Maybe universities shouldn't be businesses, and what might be a prevailing way to edit genes for quite some time shouldn't be controlled. Perhaps this should be in the commonwealth. I've been to university talks where the presenters declined to answer certain questions because they'd violate the business interests of the school. In other words, the other researchers could not learn about the presenter's discovery and innovation. I think universities should be about advancing and sharing knowledge.
Is "sharing" equivalent to "giving for free the hard work to the private industry"?
Most of the time the system works as intended. The researchers do their research on public money, most of what they do becomes public knowledge through papers, if something noteworthy is found, it's patented and licensed and the university gets its cut. The system kind of fails sometimes at giving the researchers (in plural, not just the tenured rockstar) its due, but many times are the scientists the ones that open an enterprise to work it out.

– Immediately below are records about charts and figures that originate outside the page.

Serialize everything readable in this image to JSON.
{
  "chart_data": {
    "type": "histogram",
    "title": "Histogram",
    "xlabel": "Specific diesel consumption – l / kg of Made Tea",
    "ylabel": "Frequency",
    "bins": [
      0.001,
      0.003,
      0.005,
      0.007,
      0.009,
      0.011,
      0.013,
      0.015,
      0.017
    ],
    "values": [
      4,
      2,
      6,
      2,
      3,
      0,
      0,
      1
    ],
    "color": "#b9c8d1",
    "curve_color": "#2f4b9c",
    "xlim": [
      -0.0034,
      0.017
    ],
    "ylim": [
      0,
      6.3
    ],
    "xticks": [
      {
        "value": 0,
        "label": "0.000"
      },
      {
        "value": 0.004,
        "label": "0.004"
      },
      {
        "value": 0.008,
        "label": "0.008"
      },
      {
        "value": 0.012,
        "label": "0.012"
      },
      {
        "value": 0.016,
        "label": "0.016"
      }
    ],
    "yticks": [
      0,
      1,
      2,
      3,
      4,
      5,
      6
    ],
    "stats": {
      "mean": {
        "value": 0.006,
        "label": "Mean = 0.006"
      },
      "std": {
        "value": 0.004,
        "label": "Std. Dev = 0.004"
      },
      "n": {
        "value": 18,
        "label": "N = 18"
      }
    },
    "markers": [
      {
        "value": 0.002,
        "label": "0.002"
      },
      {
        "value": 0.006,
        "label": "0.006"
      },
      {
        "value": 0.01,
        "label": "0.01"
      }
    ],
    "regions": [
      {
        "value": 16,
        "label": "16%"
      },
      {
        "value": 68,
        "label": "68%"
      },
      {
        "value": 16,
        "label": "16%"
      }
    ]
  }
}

In this case, it's not that system that has failed, it's that different universities are fighting over who has the right to license it. I have no horse in this race, but this it's probably going to become even more common, as improvements on existing technology become smaller and it's harder to tell who deserves the full credit.
This is 100% paid work, nobody is working for 'free'.
MIT is well known for the second form of patient troll where you look for years of very promising research done by someone else, make minimal change using government funds, and then get to lock things up for 20 years.
Worse there is now a huge incentive to find some other trivial change to get around this patent thus costing the field 100's of times more than their initial 'effort'.